The new work was Robyn Mineko Williams’ Before I Was, created in collaboration with composers Macie Stewart and Sima Cunningham and built on the dancers over the past six weeks. Williams’ jumping off moment was the fresh curiosity of children exploring their environments beside a house façade, and to that end she used two adult dancers mirroring those inquiring minds, plus two children, while the composers drifted on and off stage as they sang quietly to their orchestral score, which was conducted by Josh Archibald-Seiffer.

Christopher D’Ariano and Leah Terada, dancing on and beside a very steady chair, were exquisite to watch, the connection between them seamless as they twined over, around and above each other and the chair in smooth synchronization and complex, often sinuous moves. In three sections depicting childhood, teen years and adulthood, Williams created a sense of fun and wonder in the first part and the push-and-pull of teens discovering themselves in the second, but the adults seemed still to be discovering themselves. Throughout, D’Ariano and Terada wore casual clothes, he in long shorts and shirt, she in skirt and shirt. The whole was mesmerizing and beautiful. However, the two young students included seemed extraneous to the focus of the work. They appeared at the start, playing a seated game, and thereafter ran or walked across the stage at intervals with flashlights more like searchlights they shone on the audience.

David Parsons’ Caught is always thrilling to watch. His concept is flight, using strobe lights to catch a single dancer mid-pose in midair. It requires split second coordination between dancer and lights, more an athletic spectacle than a dance, per se. Elle Macy did the honors here with perfect timing.

Pacific Northwest Ballet company dancers in Crystal Pite’s Plot Point
© Angela Sterling

Crystal Pite’s Plot Point was first seen here in 2017, a work I didn’t get then and still don’t despite knowing more now about Pite’s intentions for it. Her cinematic approach is a collection of episodes, as on a storyboard brought alive, with at times a house façade or trees, and two groups of people, one the actual actors, the other their ghostly replicas dressed completely in white, faces and all. Are the replicas the wishful thinking of the actors? The work includes stalking, ghostly guns, fights and stylized violence, a cocktail party, a briefcase, arguments, along with laughter, party noise, heartbeats, barking, bright lights and one piece of solo dancing. Can this be called dance? It's more like unconnected sections of a play. The music is taken from Bernard Hermann’s Psycho, with additions by Owen Belton and the PNB orchestra was conducted by Emil de Cou.

Finally, Justin Peck’s The Times are Racing received its PNB premiere.
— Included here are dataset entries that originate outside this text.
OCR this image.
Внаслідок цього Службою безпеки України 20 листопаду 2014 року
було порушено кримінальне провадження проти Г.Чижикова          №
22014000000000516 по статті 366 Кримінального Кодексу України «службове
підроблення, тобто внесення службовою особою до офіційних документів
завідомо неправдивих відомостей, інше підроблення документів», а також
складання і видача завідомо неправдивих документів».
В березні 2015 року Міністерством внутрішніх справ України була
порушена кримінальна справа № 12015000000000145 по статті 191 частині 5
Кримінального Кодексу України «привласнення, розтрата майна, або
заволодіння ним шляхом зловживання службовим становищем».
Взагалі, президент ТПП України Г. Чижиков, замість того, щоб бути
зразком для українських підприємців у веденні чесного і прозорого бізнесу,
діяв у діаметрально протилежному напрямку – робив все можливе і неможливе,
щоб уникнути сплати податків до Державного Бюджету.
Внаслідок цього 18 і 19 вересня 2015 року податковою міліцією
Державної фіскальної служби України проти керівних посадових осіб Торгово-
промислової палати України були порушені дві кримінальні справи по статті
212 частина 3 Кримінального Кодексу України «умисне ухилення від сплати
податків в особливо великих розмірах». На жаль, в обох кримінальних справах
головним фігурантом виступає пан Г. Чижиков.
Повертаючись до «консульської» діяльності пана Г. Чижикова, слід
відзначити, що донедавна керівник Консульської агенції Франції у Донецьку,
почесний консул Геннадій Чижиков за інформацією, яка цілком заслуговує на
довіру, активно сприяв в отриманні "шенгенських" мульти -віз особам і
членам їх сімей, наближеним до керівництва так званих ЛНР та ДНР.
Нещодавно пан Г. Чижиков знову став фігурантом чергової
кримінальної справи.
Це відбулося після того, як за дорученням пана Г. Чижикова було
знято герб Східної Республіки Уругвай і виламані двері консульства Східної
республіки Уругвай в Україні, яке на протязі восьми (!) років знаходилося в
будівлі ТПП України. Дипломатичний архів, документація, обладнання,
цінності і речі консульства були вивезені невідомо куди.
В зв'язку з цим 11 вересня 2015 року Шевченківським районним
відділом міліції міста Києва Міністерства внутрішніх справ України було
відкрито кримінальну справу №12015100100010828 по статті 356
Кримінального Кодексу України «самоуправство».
Danced in sneakers and gender-fluid – a chance for dancers to explore more roles – it was led here by Kyle Davis and D’Ariano who undertook the exuberant tap-dancing section – albeit in their sneakers – and Elizabeth Murphy and Lucien Postlewaite in a pas de deux where the two principals used perhaps more classic moves but imbued with warmth and humanity.

Pacific Northwest Ballet company dancers in Justin Peck’s The Times Are Racing
© Angela Sterling

From the start, where one dancer stands in the midst of a tight crouching circle of 19 others, like a flower about to open with a tall stamen in the midst which then explodes outwards, Peck brings all the different aspects of contemporary dance into this free exposition of life as it is might be lived outside the theater, with moods, joy, love, anger all transformed in to an arresting whole, performed to Dan Deacon’s music. Humberto Leon created street clothes which are anything but drab.